Move Over, Quantum Cryptography: Classical Physics Can Be Unbreakable Too
MrSeb writes "Researchers from Texas A&M University claim to have pioneered unbreakable cryptography based on the laws of thermodynamics; classical physics, rather than quantum. In theory, quantum crypto (based on the laws of quantum mechanics) can guarantee the complete secrecy of transmitted messages: To spy upon a quantum-encrypted message would irrevocably change the content of the message, thus making the messages unbreakable.
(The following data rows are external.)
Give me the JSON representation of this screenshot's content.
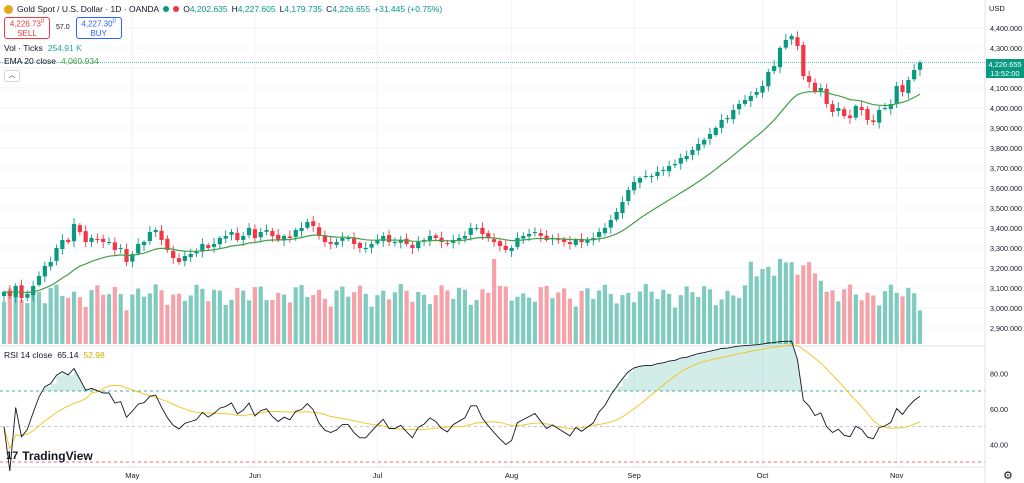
{
  "header": {
    "symbol_title": "Gold Spot / U.S. Dollar · 1D · OANDA",
    "ohlc": [
      {
        "label": "O",
        "value": "4,202.635"
      },
      {
        "label": "H",
        "value": "4,227.605"
      },
      {
        "label": "L",
        "value": "4,179.735"
      },
      {
        "label": "C",
        "value": "4,226.655"
      }
    ],
    "change": "+31.445 (+0.75%)",
    "sell_price": "4,226.73",
    "sell_sup": "0",
    "sell_label": "SELL",
    "spread": "57.0",
    "buy_price": "4,227.30",
    "buy_sup": "0",
    "buy_label": "BUY"
  },
  "indicators": {
    "vol_label": "Vol · Ticks",
    "vol_value": "254.91 K",
    "ema_label": "EMA 20 close",
    "ema_value": "4,060.934",
    "rsi_label": "RSI 14 close",
    "rsi_value": "65.14",
    "rsi_ma_value": "52.98"
  },
  "price_scale": {
    "currency": "USD",
    "current_price": "4,226.655",
    "countdown": "13:52:00"
  },
  "branding": {
    "logo_text": "TradingView",
    "logo_mark": "17"
  },
  "colors": {
    "up": "#089981",
    "down": "#f23645",
    "ema": "#43a047",
    "rsi": "#131722",
    "rsi_ma": "#f0c419",
    "vol_up": "#7fcbc0",
    "vol_down": "#f5a3a9"
  },
  "chart_data": [
    {
      "type": "candlestick",
      "symbol": "Gold Spot / U.S. Dollar",
      "interval": "1D",
      "ylim": [
        2850,
        4450
      ],
      "y_ticks": [
        "4,400.000",
        "4,300.000",
        "4,200.000",
        "4,100.000",
        "4,000.000",
        "3,900.000",
        "3,800.000",
        "3,700.000",
        "3,600.000",
        "3,500.000",
        "3,400.000",
        "3,300.000",
        "3,200.000",
        "3,100.000",
        "3,000.000",
        "2,900.000"
      ],
      "x_ticks": [
        {
          "label": "May",
          "index": 22
        },
        {
          "label": "Jun",
          "index": 43
        },
        {
          "label": "Jul",
          "index": 64
        },
        {
          "label": "Aug",
          "index": 87
        },
        {
          "label": "Sep",
          "index": 108
        },
        {
          "label": "Oct",
          "index": 130
        },
        {
          "label": "Nov",
          "index": 153
        }
      ],
      "close": [
        3080,
        3060,
        3110,
        3050,
        3070,
        3110,
        3160,
        3210,
        3230,
        3300,
        3340,
        3330,
        3420,
        3380,
        3330,
        3350,
        3340,
        3330,
        3330,
        3290,
        3300,
        3230,
        3270,
        3320,
        3330,
        3380,
        3390,
        3340,
        3290,
        3250,
        3230,
        3260,
        3270,
        3280,
        3320,
        3300,
        3320,
        3350,
        3360,
        3380,
        3340,
        3360,
        3400,
        3350,
        3380,
        3390,
        3360,
        3340,
        3360,
        3350,
        3390,
        3400,
        3430,
        3410,
        3360,
        3330,
        3320,
        3330,
        3350,
        3350,
        3320,
        3300,
        3300,
        3320,
        3340,
        3360,
        3330,
        3330,
        3340,
        3320,
        3300,
        3330,
        3340,
        3360,
        3350,
        3330,
        3320,
        3340,
        3350,
        3360,
        3400,
        3400,
        3370,
        3350,
        3330,
        3310,
        3290,
        3300,
        3350,
        3360,
        3370,
        3380,
        3360,
        3340,
        3350,
        3340,
        3330,
        3320,
        3340,
        3330,
        3340,
        3350,
        3380,
        3400,
        3440,
        3480,
        3530,
        3590,
        3630,
        3650,
        3660,
        3660,
        3680,
        3690,
        3710,
        3720,
        3750,
        3760,
        3790,
        3820,
        3840,
        3870,
        3900,
        3940,
        3950,
        3990,
        4020,
        4040,
        4060,
        4080,
        4110,
        4180,
        4210,
        4300,
        4340,
        4360,
        4310,
        4160,
        4130,
        4080,
        4100,
        4020,
        3980,
        4000,
        3960,
        3950,
        4010,
        3990,
        3940,
        3930,
        3990,
        4000,
        4020,
        4110,
        4080,
        4140,
        4190,
        4227
      ],
      "ema20_final": 4060.934
    },
    {
      "type": "bar",
      "name": "Vol · Ticks",
      "last_value": "254.91 K"
    },
    {
      "type": "line",
      "name": "RSI 14 close",
      "ylim": [
        30,
        92
      ],
      "y_ticks": [
        "80.00",
        "60.00",
        "40.00"
      ],
      "bands": [
        70,
        50,
        30
      ],
      "last_value": 65.14,
      "ma_last_value": 52.98
    }
  ]
}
In practice, though, while the communication of the quantum-encrypted messages is secure, the machines on either end of the link can never be guaranteed to be flawless. According to Laszlo Kish and his team from Texas A&M, however, there is a way to build a completely secure end-to-end system — but instead of using quantum mechanics, you have to use classical physics: the second law of thermodynamics, to be exact. Kish's system is made up of a wire (the communication channel), and two resistors on each end (one representing binary 0, the other binary 1). Attached to the wire is a power source that has been treated with Johnson-Nyquist noise (thermal noise). Johnson noise is often the basis for creating random numbers with computer hardware."
Johnson noise.
Give me Classic Slashdot or give me death!
I want to know if the Laszlo in this story also has an underground room where he prepares and sends in entries to the publishers clearing house sweepstakes. And who's dorm room closet does he come out of?
Is it just my observation, or are there way too many stupid people in the world?
Unbreakable encryption that can be decrypted is much harder.
"Have you ever thought about just turning off the TV, sitting down with your kids, and hitting them?"
I remember when this was posted on Slashdot 7 years ago.
Is it a coincidence that Johnson-Nyquist noise sounds exactly like an accordion and bagpipe duo playing La Marseillaise?
Claude Shannon proved in the 1940's that the Vernam cipher with a key the same size as the message, aka one time pad, has perfect security. The USA built the world first digital audio system during WWII in order to give such perfect security to voice communications between Roosevelt and Churchill, among others.
This approach assumes that only Alice and Bob know the current and voltage of the power source. This can be brute forced until a tangible message is found. Next...
The basic idea of the key exchange is a variant of an older key exchange idea. The very basic idea involves Alice and Bob having a wire that goes between them. Each of the two has two resistors one with very low resistance and one with high resistance. To gain a series of random bits, Alice and Bob both randomly choose a resistor and connect it to the wire and then measure the resistance through the whole system. If they both used the high or both used the low resistance resistors they throw out those exchanges. Whenever they have one medium and one high, they will both know which one had a low and which one had a high because they'll know their own. But Eve the evil eavesdropper even if she has a connection into the line won't be able to get this just from knowing the total resistance. In some weak respects this resembles a physical analog of the Diffie-Hellman http://en.wikipedia.org/wiki/Diffie%E2%80%93Hellman_key_exchange. The process being proposed here though, a Kish key exchange http://en.wikipedia.org/wiki/Kish_cypher does some clever stuff with the thermodynamics end to deal with man-in-the-middle and other related attacks.
I don't know about y'all, but I like my cats dead when I open the box.
As someone pointed out, this was on Slashdot 7 years ago. Here's the referenced paper.
The idea is simple. At both ends of the wire, random data modulated with content is being emitted. At any point on the wire, you see the sum of two random sources. But each end knows their own random data, and can subtract it out.
To break the system, you need two taps on the wire, some distance apart. Now you get to see the sums of the signals from each end, but with different time shifts between them due to propagation delay. With that data, you can separate out what's coming from each end. This allows recovering the original signals.
"No new encryption system is worth looking at unless it comes from someone who has already broken a very hard one." - Friedman.
A ridiculouos idea, if you're an electrical engineer, for many reasons:
(1) The noise on the wire, for reasonable values of resistors and bandwidth, is down in the low microvolts. If the cable is unshielded, it's going to pick up several microvolts of radio signals per foot. Even if it's really well shielded, we're still talking microvolts per kilometer.
(2) Eve can put a probe signal on the wire, it just has to be random noise. Alice and Bob have no way of proving that a small spike of random noise, only half a standard deviation above the average, isn't perfectly fine Johnson noise coming from the other end. Eve knows the amplitude of the noise she is putting on the wire, so she can subtract that amount, and the difference reveals the values of the resistors.
(3) For any moderately long wire, in the kilometer range, there is a time delay, allowing Eve to inject short bursts of noise and get the resistor info from each end coming back, spread out in time.
(4) Bell Labs proposed this idea, the part about injecting noise inn from both ends, back around 1955.